Since March 2020, I have spent the majority of my days in grief.
My brother began the process of passing away at the end of that month, after a cardiac episode that was both a shock and not a total surprise at the same time. In those early days of lockdown, you and I and all of us were so lonely and scared, grasping at whatever updates we could get, while the truth of what we knew of the virus kept shifting. And then suddenly, here I was, now also losing my only sibling, the only other person in the world who really understood — without being told the context first — what it was like to be in our family.
Nobody is an expert at grieving, although there was a part of me that thought, I survived my father passing away when I was a child, I will get through this too. I could be the strong person for my niece and nephew and sister in law.

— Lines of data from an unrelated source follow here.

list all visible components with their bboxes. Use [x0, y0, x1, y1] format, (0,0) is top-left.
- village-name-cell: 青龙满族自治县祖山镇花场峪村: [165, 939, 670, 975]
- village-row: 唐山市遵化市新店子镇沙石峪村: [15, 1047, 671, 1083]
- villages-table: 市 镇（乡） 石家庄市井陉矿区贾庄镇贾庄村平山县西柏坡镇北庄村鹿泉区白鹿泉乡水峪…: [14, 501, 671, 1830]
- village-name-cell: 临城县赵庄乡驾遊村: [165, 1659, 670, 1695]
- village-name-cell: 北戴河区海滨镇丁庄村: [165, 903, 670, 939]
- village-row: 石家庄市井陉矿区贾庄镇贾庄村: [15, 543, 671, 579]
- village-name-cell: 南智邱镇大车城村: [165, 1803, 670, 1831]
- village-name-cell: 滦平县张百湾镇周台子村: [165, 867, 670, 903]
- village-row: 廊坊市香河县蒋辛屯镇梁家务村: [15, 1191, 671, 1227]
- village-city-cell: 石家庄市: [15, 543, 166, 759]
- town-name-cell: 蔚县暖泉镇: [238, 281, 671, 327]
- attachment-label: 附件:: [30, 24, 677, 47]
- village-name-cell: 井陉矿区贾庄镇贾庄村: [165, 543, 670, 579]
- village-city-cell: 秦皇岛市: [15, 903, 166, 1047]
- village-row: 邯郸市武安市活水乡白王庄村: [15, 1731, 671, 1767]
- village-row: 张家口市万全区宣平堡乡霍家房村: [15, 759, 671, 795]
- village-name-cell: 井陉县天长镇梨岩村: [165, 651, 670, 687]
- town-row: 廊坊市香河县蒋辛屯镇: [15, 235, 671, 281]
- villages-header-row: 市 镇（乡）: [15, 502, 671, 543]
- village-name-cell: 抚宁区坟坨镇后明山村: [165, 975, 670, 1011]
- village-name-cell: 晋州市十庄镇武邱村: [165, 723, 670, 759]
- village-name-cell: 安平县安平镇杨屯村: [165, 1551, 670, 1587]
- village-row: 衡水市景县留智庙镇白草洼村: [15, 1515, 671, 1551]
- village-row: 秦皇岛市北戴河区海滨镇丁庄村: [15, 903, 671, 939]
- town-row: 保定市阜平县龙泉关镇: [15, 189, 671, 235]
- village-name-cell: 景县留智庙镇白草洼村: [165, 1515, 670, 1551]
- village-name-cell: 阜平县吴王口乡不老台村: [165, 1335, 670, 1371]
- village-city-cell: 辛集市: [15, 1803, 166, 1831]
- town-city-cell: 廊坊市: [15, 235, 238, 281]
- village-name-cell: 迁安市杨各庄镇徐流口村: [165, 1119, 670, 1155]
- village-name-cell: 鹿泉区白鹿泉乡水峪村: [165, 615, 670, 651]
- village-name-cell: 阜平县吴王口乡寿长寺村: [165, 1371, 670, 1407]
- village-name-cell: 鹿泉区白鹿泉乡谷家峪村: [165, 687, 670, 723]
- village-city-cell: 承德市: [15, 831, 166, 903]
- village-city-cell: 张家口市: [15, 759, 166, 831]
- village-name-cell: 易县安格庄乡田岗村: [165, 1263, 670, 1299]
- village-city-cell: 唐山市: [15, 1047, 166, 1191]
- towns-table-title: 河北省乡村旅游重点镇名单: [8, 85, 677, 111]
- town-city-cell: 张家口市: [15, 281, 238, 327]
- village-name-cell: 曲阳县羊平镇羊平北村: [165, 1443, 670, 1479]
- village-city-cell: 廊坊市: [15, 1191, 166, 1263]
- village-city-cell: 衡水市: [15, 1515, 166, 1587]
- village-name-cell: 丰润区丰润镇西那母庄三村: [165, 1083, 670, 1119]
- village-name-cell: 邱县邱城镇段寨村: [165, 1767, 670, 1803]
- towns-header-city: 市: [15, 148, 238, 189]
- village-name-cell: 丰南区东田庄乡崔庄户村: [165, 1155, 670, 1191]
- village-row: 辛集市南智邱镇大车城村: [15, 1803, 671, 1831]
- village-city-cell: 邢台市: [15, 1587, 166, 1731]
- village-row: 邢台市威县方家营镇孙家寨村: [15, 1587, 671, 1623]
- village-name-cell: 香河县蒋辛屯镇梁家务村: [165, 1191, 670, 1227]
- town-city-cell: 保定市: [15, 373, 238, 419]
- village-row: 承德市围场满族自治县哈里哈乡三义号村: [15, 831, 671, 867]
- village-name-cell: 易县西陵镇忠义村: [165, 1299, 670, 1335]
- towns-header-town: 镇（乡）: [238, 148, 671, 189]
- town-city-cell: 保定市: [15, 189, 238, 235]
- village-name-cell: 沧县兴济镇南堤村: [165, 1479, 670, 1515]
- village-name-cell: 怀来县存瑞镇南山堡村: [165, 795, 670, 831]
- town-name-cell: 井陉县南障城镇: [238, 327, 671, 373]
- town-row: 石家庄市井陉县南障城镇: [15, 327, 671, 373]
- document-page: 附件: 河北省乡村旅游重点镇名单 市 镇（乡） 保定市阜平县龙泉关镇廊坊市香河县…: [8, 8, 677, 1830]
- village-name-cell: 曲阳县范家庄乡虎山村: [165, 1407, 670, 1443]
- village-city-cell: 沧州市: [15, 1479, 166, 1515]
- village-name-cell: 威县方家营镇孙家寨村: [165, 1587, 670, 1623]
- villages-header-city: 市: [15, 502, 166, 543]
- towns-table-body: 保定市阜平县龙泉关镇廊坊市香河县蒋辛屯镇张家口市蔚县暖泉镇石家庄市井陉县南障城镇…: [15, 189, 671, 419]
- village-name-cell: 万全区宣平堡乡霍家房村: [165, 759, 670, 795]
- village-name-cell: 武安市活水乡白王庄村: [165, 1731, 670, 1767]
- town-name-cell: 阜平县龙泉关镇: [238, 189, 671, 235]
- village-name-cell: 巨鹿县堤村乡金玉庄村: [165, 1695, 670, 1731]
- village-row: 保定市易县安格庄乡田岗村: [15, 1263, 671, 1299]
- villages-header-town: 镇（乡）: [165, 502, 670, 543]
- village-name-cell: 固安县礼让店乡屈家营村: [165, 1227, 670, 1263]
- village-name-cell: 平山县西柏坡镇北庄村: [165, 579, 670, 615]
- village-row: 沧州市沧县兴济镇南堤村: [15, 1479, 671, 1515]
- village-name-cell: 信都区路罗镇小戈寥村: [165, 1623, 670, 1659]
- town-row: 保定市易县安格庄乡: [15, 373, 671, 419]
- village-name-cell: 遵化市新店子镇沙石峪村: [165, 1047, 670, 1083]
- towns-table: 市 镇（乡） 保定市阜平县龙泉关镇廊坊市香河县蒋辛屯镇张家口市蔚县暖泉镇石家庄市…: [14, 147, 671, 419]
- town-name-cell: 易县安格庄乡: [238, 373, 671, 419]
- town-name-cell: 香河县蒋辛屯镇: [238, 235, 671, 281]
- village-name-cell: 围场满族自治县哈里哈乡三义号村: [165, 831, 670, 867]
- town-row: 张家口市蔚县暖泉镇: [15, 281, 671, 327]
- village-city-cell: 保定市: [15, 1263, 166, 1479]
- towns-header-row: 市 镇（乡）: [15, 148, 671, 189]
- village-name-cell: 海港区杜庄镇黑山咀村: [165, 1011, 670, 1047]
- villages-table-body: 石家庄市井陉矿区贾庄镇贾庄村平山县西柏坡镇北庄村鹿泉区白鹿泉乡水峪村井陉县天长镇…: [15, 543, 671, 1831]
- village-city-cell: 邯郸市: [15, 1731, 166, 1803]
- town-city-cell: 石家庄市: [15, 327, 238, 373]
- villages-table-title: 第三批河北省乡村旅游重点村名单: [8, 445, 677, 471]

But the ugly context of the pandemic and then everything else that happened in the months that followed made it impossible to fully, properly grieve. There was always one more thing, and then a sense of guilt: where was the space for me, when the whole wide world was bereft?
There were moments of beauty, like the hummingbirds that kept coming by my window as I worked from home, and all of the sunrises. We got vaccinated. Our arms started to open back up. And I was able to finally…breathe…and start processing.
And then, just as I was getting back on my feet, more things happened. There was more sickness in my immediate family. A coworker — ok, a client — with whom I was incredibly close, to the extent that she defined my career, unexpectedly passed away.
By spring of 2022, every single thing was always too much.
In the early 1990s, my mom and I moved to Portland, Oregon. We lived in a little cottage near the medical school where she had met my father, and later, where she and my brother and sister-in-law all worked. We had a white picket fence, and loads and loads of roses — if you’ve ever been to Portland, you know: everyone has roses.
My mom then was the age I am now. And at that time, she had a series of crises: divorce from my father, my father’s death two years later, my father’s mother — to whom my mom was incredibly close — dying a year after that. She was also the single parent of a depressed teenager.
In our yard, she planted a rose called Darlow’s Enigma, peeking through the slats of the picket fence. I, the depressed teenager, knew that, hell, everything is an enigma, and this rose was that embodiment. I respected that rose.
Back to 2022, I was looking for something that could mark endurance, a sign of being able to flourish through hard things. Darlow’s Enigma, my mom’s rose that flourished when she was dealing with the toughest time in her life, was the symbol of that.
Here it is.
In spring of 2023, I found myself in a series of ultrasounds and CT scans and MRI tubes, having been bedridden for weeks with an ovarian condition that we were hoping wasn’t cancerous. As I felt the warmth of contrast fluid, as I listened to the banging of the MRI, I focused on that rose now on my arm.
I’m still hoping some day that I’ll take over the yard.